Stephan Hermann sh at sourcecode.de
Sun Nov 20 05:55:30 CST 2005


Hi Scott,

On Sat, 2005-11-19 at 22:01 -0800, Scott Ritchie wrote:
> Greetings,
> 
> As part of my work to create the ultimate works-out-of-the-box Wine
> package, I've begun to ponder the idea of including the Mozilla ActiveX
> control inside the Wine package.  Currently, to install applications
> that use Internet Explorer internally, such as Steam, the user has to
> download the Mozilla ActiveX control as a tar file and then manually
> register the DLL to get Wine to use it (see the Howto in the AppDB entry
> here: http://appdb.winehq.org/appview.php?versionId=1554 )
> 

When I read the Howto
(http://www.linux-gamers.net/modules/wfsection/article.php?articleid=17)
there is one section about "If you don't want to install the MozActiveX
Control". In this section of the Howto the author wrote, that you don't
need the mfc dll when you installed the actviveX control of Mozilla.

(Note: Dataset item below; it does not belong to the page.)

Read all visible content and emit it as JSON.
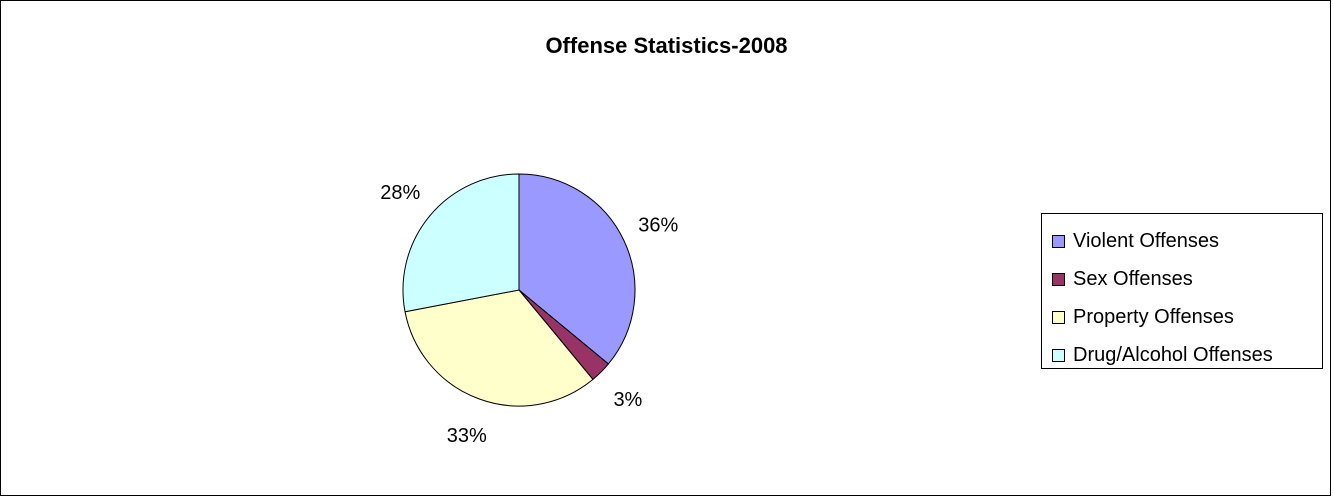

Thinking about security risks to have activeX applets anyways, and
thinking about the possibilty if there is a Wine installation with
enabled ActiveX out of the box (which I, as a normal user wouldn't
want), I'm not quite sure, if we should ever ship this with a
winepackage.
 
> Modifying Wine to recognize when the Mozilla ActiveX Control is
> installed without having to register it manually should be easy enough,
> however distributing it with the Wine package or as a separate side
> package presents an unusual licensing issue.
> 
> Now, the Mozilla ActiveX control is freely licensed, and we can
> redistribute it however we please.  Unfortunately, to make it work in
> Wine we also need to use the dlls for the Microsoft Foundation Classes
> that it's written in such as msvcp70.dll, as Wine does not currently
> implement those.

As I understand the Howto, Steam somehow needs this mfc dll, but doens't
ship it. That can mean, that the Steam developer don't have the rights
to distribute it, which sounds a bit strange to me. If they don't
deliver a vital dll for their software, they have a problem, which we or
better you should not solve, with shipping any propietary software in
the wine app.

I think wine has to be an running environment for MS Windows
applications, yes, but installing windows software should be in the
responsibily of the user who is using Wine.

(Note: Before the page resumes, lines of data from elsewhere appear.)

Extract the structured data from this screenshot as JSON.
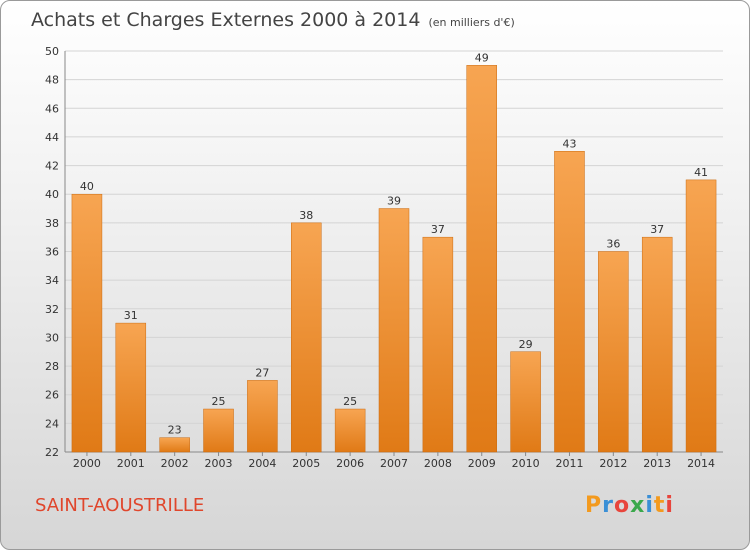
{
  "title": "Achats et Charges Externes 2000 à 2014",
  "subtitle": "(en milliers d'€)",
  "commune": "SAINT-AOUSTRILLE",
  "logo": {
    "letters": [
      "P",
      "r",
      "o",
      "x",
      "i",
      "t",
      "i"
    ],
    "colors": [
      "#f39a1e",
      "#3a8fd6",
      "#e8453c",
      "#3aa84b",
      "#3a8fd6",
      "#f39a1e",
      "#e8453c"
    ]
  },
  "colors": {
    "bar_top": "#f7a552",
    "bar_bottom": "#e07a16",
    "grid": "#d4d4d4",
    "title": "#444444",
    "commune": "#e0462c"
  },
  "chart_data": {
    "type": "bar",
    "categories": [
      "2000",
      "2001",
      "2002",
      "2003",
      "2004",
      "2005",
      "2006",
      "2007",
      "2008",
      "2009",
      "2010",
      "2011",
      "2012",
      "2013",
      "2014"
    ],
    "values": [
      40,
      31,
      23,
      25,
      27,
      38,
      25,
      39,
      37,
      49,
      29,
      43,
      36,
      37,
      41
    ],
    "ylim": [
      22,
      50
    ],
    "yticks": [
      22,
      24,
      26,
      28,
      30,
      32,
      34,
      36,
      38,
      40,
      42,
      44,
      46,
      48,
      50
    ],
    "grid": true
  }
}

> These files have an unusual license.  Someone who owns the compiler
> (such as MSVC 7) is allowed to distribute them, however redistribution
> further from there isn't necessarily allowed, as the person receiving
> the file doesn't have a license to redistribute like the EULA for the
> compiler grants.  This doesn't seem to prevent us from giving out the
> package with the DLL included, however users wouldn't be able to
> redistribute it.
> 

This is a no go. I don't think we're allowed to ship it in any way,
because (ok, I don't really know the correct distribution license, but
MS is in any form very restrictive) we don't comply to their rules.

MFC dll stuff is user orientated and should not be shipped by default.

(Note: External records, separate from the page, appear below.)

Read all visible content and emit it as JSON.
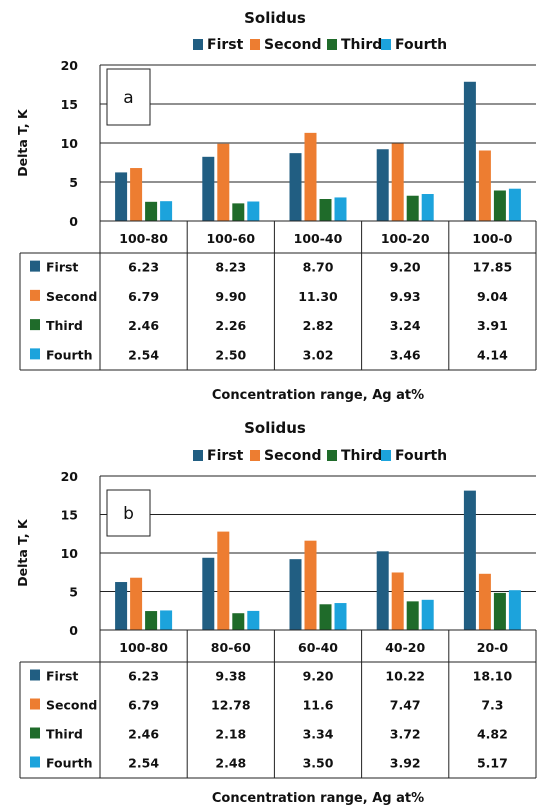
{
  "colors": {
    "First": "#215e82",
    "Second": "#ed7d31",
    "Third": "#1f6b2a",
    "Fourth": "#1ca3dc"
  },
  "chart_data": [
    {
      "type": "bar",
      "panel": "a",
      "title": "Solidus",
      "ylabel": "Delta T, K",
      "xlabel": "Concentration range, Ag at%",
      "ylim": [
        0,
        20
      ],
      "yticks": [
        0,
        5,
        10,
        15,
        20
      ],
      "grid": true,
      "legend": "top",
      "categories": [
        "100-80",
        "100-60",
        "100-40",
        "100-20",
        "100-0"
      ],
      "series": [
        {
          "name": "First",
          "values": [
            6.23,
            8.23,
            8.7,
            9.2,
            17.85
          ],
          "labels": [
            "6.23",
            "8.23",
            "8.70",
            "9.20",
            "17.85"
          ]
        },
        {
          "name": "Second",
          "values": [
            6.79,
            9.9,
            11.3,
            9.93,
            9.04
          ],
          "labels": [
            "6.79",
            "9.90",
            "11.30",
            "9.93",
            "9.04"
          ]
        },
        {
          "name": "Third",
          "values": [
            2.46,
            2.26,
            2.82,
            3.24,
            3.91
          ],
          "labels": [
            "2.46",
            "2.26",
            "2.82",
            "3.24",
            "3.91"
          ]
        },
        {
          "name": "Fourth",
          "values": [
            2.54,
            2.5,
            3.02,
            3.46,
            4.14
          ],
          "labels": [
            "2.54",
            "2.50",
            "3.02",
            "3.46",
            "4.14"
          ]
        }
      ]
    },
    {
      "type": "bar",
      "panel": "b",
      "title": "Solidus",
      "ylabel": "Delta T, K",
      "xlabel": "Concentration range, Ag at%",
      "ylim": [
        0,
        20
      ],
      "yticks": [
        0,
        5,
        10,
        15,
        20
      ],
      "grid": true,
      "legend": "top",
      "categories": [
        "100-80",
        "80-60",
        "60-40",
        "40-20",
        "20-0"
      ],
      "series": [
        {
          "name": "First",
          "values": [
            6.23,
            9.38,
            9.2,
            10.22,
            18.1
          ],
          "labels": [
            "6.23",
            "9.38",
            "9.20",
            "10.22",
            "18.10"
          ]
        },
        {
          "name": "Second",
          "values": [
            6.79,
            12.78,
            11.6,
            7.47,
            7.3
          ],
          "labels": [
            "6.79",
            "12.78",
            "11.6",
            "7.47",
            "7.3"
          ]
        },
        {
          "name": "Third",
          "values": [
            2.46,
            2.18,
            3.34,
            3.72,
            4.82
          ],
          "labels": [
            "2.46",
            "2.18",
            "3.34",
            "3.72",
            "4.82"
          ]
        },
        {
          "name": "Fourth",
          "values": [
            2.54,
            2.48,
            3.5,
            3.92,
            5.17
          ],
          "labels": [
            "2.54",
            "2.48",
            "3.50",
            "3.92",
            "5.17"
          ]
        }
      ]
    }
  ]
}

> This sounds much like the way the situation is with the NVidia drivers.
> Would building the package be the right way to go here, with the
> ultimate destination being the restricted copyright repository in
> Ubuntu?  Or is there something I'm overlooking here (perhaps reading the
> license wrong)?

Well, it sounds more like the distribution license of Sun Java. ,-)

Honestly, I don't like the idea to distribute userland windows
applications or libraries in our packages. If wine upstream will include
them, I, as one of the universe maintainer, would remove them from the
upstream source package.

Actually I'm quite frightend that someone will develop a new spyware
tool, which runs only on wine environments and using unseen buffer
overflows to inject malicious code or starts linux binaries, which are
installed during the installtion of those tools. And the easiest way to
do it, is to activate activeX by default.

That's all IMHO, and I would like to hear James (elmo) and/or Martin
(pitti) about their concerns regarding security and licensing issues.